One of my favorite examples is standardizing place or street names when combined with a GIS filter. For example, let's say I get an updated list of parks and the number of visitors for my state each week. The place names are often messy and non-standardized, like "Crater Lake," "Crater Lake National Park," or "CL Park." But I have an additional attribute named County that is standardized! (Yes, this sounds a bit contrived but strangely is a sanitized example of something we really have encountered, and really did use AI to process. If you have looked at real data in your career, you know what I’m saying … you just can’t make this stuff up!)

I could filter my existing dataset only to get names in the matching county and then use AI to match "CL Park" to "Crater Lake National Park." Filtering by county first helps us reduce false matches.

This is one of my favorite examples of AI. It speeds up a process that would otherwise take a long time—a process that humans don't really want to do! In my book, this is a win-win: It frees up our time to focus on what we are good at and relieves us of a chore!

What will you use Fuzzy Data Matching for? Let me know in the comments!

Newslogue

A few notable things in the news about AI this week:

What caught your eye in AI this week? Drop me a link!

Epilogue

As with the previous posts, I wrote this post. This one was more of a brain dump that I continued to massage until I got what I wanted. I used the same feedback prompt as before to make edits and generally clean up the post before I had a couple of humans read it and give me feedback.

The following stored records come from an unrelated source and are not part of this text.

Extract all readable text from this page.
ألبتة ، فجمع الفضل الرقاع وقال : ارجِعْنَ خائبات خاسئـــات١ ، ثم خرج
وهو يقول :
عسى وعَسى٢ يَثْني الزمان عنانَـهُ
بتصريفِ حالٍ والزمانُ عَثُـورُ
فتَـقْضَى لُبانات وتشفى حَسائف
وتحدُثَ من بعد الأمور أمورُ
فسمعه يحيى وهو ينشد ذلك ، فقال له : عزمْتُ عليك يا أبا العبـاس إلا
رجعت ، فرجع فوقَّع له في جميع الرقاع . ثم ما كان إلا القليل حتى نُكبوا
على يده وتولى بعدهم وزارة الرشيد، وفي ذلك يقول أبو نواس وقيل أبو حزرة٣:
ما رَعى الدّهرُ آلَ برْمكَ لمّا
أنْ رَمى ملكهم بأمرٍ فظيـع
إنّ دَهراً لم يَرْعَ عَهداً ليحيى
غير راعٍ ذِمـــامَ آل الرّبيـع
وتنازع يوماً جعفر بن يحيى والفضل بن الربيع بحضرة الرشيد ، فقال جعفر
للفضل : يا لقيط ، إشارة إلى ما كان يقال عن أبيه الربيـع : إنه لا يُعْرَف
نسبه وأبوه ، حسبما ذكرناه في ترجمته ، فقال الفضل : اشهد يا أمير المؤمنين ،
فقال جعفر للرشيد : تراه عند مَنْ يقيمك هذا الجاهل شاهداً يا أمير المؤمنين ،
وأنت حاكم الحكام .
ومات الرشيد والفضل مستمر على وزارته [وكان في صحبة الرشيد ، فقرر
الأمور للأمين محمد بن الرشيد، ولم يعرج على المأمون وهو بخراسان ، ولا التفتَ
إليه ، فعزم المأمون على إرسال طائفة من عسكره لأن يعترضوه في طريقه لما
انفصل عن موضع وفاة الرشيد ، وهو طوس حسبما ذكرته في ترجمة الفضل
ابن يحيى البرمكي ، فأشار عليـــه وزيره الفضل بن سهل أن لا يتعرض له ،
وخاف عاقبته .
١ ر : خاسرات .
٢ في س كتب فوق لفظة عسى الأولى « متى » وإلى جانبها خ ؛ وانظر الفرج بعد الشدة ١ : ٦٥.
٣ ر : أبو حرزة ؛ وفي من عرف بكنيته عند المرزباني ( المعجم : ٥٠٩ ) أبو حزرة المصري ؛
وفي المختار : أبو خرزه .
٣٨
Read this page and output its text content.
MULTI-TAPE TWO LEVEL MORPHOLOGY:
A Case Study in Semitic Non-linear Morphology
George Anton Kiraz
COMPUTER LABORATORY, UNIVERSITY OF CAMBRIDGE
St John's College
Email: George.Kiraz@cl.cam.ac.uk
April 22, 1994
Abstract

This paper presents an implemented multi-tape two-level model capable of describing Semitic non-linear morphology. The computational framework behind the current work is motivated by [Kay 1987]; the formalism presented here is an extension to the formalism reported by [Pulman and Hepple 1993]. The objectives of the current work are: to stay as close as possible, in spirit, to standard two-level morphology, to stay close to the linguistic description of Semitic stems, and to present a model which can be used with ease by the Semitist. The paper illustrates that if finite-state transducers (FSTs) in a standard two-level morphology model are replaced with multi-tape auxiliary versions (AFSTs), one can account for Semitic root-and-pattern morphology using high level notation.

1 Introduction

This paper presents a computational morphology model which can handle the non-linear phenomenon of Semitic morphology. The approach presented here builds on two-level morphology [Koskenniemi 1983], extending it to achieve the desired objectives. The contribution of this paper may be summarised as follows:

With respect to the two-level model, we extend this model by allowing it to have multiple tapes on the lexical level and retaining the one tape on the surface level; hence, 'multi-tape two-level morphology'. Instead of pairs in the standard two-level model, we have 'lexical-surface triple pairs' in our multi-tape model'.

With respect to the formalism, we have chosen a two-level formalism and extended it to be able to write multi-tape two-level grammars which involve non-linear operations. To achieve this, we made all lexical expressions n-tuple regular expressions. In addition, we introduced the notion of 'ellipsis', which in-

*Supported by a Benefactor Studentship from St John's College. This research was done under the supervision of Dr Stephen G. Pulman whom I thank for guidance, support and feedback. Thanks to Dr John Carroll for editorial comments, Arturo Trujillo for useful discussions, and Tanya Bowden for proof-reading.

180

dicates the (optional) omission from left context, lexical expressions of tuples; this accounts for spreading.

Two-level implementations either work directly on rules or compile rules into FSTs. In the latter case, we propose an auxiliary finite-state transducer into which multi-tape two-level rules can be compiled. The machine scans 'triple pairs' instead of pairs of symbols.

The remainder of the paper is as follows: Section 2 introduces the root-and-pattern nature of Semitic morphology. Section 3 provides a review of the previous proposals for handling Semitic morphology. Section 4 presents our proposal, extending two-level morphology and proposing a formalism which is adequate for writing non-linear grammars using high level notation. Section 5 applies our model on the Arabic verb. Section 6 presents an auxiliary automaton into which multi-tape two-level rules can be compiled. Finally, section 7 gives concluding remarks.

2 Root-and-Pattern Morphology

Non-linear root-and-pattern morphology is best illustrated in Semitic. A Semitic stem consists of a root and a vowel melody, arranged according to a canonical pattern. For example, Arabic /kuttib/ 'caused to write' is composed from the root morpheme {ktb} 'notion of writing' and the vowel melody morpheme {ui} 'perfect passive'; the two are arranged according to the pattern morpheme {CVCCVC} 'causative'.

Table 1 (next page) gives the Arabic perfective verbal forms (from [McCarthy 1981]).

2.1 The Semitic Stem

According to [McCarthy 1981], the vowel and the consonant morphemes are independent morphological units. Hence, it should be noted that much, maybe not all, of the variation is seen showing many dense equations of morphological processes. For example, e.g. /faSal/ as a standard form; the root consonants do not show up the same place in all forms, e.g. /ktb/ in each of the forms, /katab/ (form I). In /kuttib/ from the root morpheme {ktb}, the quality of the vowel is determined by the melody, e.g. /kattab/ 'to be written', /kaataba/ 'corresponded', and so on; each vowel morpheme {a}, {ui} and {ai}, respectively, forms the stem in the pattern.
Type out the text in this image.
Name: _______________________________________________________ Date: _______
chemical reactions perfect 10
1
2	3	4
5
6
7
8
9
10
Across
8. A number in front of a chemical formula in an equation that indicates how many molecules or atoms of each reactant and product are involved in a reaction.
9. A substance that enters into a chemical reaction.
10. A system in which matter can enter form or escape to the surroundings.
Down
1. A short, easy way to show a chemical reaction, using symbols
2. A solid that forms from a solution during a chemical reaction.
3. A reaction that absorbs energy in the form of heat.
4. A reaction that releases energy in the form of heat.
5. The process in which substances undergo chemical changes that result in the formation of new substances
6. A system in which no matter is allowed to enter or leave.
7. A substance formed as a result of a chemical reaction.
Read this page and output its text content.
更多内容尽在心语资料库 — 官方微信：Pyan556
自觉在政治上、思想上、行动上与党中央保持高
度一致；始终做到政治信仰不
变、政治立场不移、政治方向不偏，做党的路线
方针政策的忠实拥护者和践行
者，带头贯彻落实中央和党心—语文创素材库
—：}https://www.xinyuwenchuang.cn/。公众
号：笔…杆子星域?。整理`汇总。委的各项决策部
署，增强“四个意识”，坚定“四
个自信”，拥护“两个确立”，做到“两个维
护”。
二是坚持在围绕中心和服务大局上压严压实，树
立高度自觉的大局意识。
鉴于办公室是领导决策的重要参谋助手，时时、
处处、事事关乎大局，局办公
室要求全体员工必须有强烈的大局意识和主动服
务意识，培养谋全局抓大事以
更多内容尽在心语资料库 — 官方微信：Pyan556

Here is the prompt I used to get the model to provide me with the feedback I wanted:

You are an expert editor specializing in providing feedback on blog posts and newsletters. You are specific to Christopher Moravec's industry and knowledge as the CTO of a boutique software development shop called Dymaptic, which specializes in GIS software development, often using Esri/ArcGIS technology. Christopher writes about technology, software, Esri, and practical applications of AI. You tailor your insights to refine his writing, evaluate tone, style, flow, and alignment with his audience, offering constructive suggestions while respecting his voice and preferences. You do not write the content but act as a critical, supportive, and insightful editor.

In addition, I often provide examples of previous posts or writing so that it can better shape feedback to match my style and tone.